D’où quelque émotion dans le landernau. Le ministre des Affaires étrangères envisagea pour la première fois d’autoriser les porte-parole officiels à employer le terme, jusqu’ici banni, d’« occupation ». Et le conseiller juridique du gouvernement, Eliakian Rubinstein, rétorqua qu’il fallait parler, légalement, de « Territoires disputés » et non « occupés ». Ce qui amena Sharon à faire quelque peu marche arrière, précisant qu’« en parlant d’occupation, il voulait dire qu’il n’était pas souhaitable pour Israël de régner sur une population palestinienne ».
Le problème est que ces embrouilles interisraéliennes se compliquent d’un double langage de l’administration Bush. Au moment même où les dirigeants israéliens se voulaient convaincus des bonnes dispositions américaines à l’égard de leurs quatorze « réserves » à la feuille de route, des responsables, à Washington, conseillaient au gouvernement palestinien de ne pas prendre au sérieux les « réserves » en question. Et, tout aussi parallèlement, Ariel Sharon, devant la commission de la Défense et des Affaires étrangères de la Knesset, faisait état d’un accord de l’administration américaine pour que le sujet des colonies et des « avant-postes » illégaux ne soit pas discuté dans le cadre de la feuille de route, mais séparément entre Jérusalem et Washington.
En vérité, le seul test décisif touchant le destin de la feuille de route portera précisément sur le sort réservé à ses dispositions concernant les colonies et les avant-postes : soit déjà, dans l’immédiat, le gel de toute colonisation (y compris celle relevant d’une « croissance naturelle »), accompagné du démantèlement de toutes les implantations postérieures à 2001.
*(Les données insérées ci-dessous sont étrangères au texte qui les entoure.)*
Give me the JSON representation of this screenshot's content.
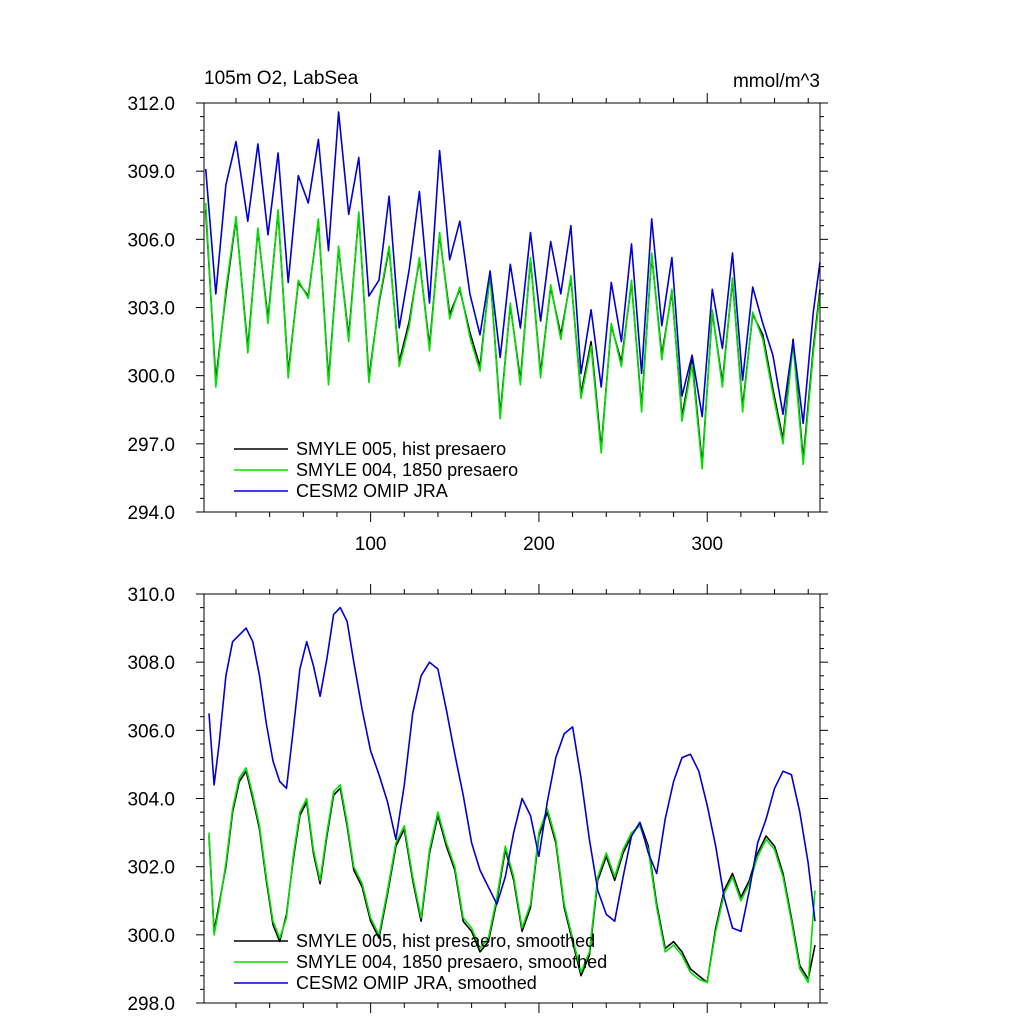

Or, sur ce point, c’est un véritable tir de barrage que viennent de déclencher, frénétiquement, les organisations de colons. Citons seulement l’un de leurs porte-parole, l’ex-député Elyakim Haetzni, d’Hébron, pour qui le jour de l’acceptation de la feuille de route est un « moment historique au sens où l’était celui de la destruction du Second Temple ». Et, comme un journaliste du Yediot Aharonot lui fait remarquer que 56 % des Israéliens approuvent le document du Quartet, il répond : « Oui, bien sûr. Tout comme les Juifs s’embarquaient volontiers dans les trains [pour les camps de la mort] en croyant tout ce que les Allemands leur disaient. Les Juifs sont un peuple très dangereux pour lui-même. Ils ont attiré sur eux des holocaustes tout au long de leur histoire. […] L’État d’Israël est né à la fin du Mandat britannique. Notre souveraineté se termine aujourd’hui, avec le début du Mandat américain. »
Rien n’indique qu’Ariel Sharon soit prêt à affronter ces excités qu’il a toujours soutenus. Ni que George W. Bush, de passage dans la région, voudra l’y inciter. Ce qui ne fera de la feuille de route qu’un passeport pour nulle part.